How LLM API pricing works
Every major LLM provider bills by the token — a chunk of text roughly ¾ of a word in English. You pay separately for input tokens (everything you send: system prompt, retrieved context and the user message) and output tokens (what the model writes back). Output is typically priced two to five times higher than input, which is why concise responses save real money at scale.
The formula
cost_per_request = (input_tokens / 1,000,000) × input_price_per_M
+ (output_tokens / 1,000,000) × output_price_per_M
cost_per_period = cost_per_request × requests_in_period
What moves the number
- Prompt caching. If you reuse a long prefix (a big system prompt, a fixed knowledge base), many providers bill those cached tokens at a fraction of the normal input price.
- Batch mode. Non-interactive workloads submitted in bulk often get a flat discount (commonly 0.5×) in exchange for slower, asynchronous delivery.
- Context tiers. Some providers raise the per-token price once a request exceeds a context threshold. The dataset supports tiered pricing for exactly this case.
- Self-hosting. Open-weight models on your own GPUs change the equation entirely: you trade per-token fees for fixed infrastructure cost and operational work. See our self-hosted cost breakdown.
Frequently asked questions
How are LLM API costs calculated?
Providers bill per million tokens, separately for input (your prompt) and output (the model's response). Cost per request = (input tokens / 1,000,000 × input price) + (output tokens / 1,000,000 × output price). Multiply by your request volume for the period.

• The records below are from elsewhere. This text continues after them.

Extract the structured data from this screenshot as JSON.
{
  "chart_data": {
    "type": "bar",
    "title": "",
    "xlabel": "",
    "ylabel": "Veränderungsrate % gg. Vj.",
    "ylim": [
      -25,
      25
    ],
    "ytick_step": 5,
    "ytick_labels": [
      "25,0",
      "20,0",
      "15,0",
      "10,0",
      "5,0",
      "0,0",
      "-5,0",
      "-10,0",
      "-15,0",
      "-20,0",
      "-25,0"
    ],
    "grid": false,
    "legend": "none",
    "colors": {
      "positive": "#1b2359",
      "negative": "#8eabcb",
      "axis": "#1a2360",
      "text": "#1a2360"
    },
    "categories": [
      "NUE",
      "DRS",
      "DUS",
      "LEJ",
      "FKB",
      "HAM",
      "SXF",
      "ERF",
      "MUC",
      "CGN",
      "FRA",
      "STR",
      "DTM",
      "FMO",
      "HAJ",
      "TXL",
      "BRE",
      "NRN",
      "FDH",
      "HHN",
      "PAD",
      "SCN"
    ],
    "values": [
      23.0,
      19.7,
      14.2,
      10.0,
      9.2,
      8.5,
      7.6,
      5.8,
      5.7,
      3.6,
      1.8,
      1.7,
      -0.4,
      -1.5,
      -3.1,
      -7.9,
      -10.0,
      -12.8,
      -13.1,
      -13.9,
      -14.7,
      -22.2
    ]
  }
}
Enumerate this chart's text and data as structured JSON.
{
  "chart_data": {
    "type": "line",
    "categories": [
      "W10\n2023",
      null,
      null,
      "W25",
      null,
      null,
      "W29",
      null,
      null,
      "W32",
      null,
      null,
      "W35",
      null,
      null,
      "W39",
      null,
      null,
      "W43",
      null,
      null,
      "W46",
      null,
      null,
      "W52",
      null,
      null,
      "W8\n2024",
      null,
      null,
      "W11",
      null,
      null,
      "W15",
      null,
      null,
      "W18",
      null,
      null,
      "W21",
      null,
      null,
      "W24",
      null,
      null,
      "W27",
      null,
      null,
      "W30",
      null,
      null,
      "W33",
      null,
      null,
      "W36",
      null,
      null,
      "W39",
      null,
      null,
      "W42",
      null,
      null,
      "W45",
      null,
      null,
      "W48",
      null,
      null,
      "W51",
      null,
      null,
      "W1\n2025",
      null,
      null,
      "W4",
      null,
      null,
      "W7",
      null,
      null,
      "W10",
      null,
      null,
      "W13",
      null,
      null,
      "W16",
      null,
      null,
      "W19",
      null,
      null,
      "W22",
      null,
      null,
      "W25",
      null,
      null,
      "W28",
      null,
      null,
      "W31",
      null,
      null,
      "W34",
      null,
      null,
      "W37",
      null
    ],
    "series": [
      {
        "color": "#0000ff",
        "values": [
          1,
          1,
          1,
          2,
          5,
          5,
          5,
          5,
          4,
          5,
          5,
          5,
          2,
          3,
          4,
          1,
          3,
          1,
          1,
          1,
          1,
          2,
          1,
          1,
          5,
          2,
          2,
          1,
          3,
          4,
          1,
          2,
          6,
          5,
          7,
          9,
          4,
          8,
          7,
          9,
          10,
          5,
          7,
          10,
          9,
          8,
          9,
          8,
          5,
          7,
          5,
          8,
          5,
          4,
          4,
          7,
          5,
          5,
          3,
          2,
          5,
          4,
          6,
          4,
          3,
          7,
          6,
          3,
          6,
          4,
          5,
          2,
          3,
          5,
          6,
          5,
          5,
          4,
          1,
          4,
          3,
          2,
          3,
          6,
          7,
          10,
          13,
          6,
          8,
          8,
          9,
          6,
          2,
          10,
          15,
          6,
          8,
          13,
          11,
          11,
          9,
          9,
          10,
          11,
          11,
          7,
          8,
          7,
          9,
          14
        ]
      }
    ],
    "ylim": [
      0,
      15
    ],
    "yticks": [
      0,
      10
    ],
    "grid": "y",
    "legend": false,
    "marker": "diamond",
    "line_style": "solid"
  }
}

What is the difference between input and output tokens?
Input tokens are everything you send to the model — system prompt, context and user message. Output tokens are what the model generates. Output is usually priced several times higher than input, so response length matters a lot for cost.
Does prompt caching reduce cost?
Yes, where supported. Repeated prompt prefixes (e.g. a long system prompt) can be billed at a steep discount. The calculator lets you set what share of input tokens are cached.
Why do prices vary so much between providers?
Model size, hardware efficiency, context window, and business strategy all play a part. Frontier reasoning models cost the most; fast/cheap and open-weight self-hosted options can be orders of magnitude cheaper for suitable tasks.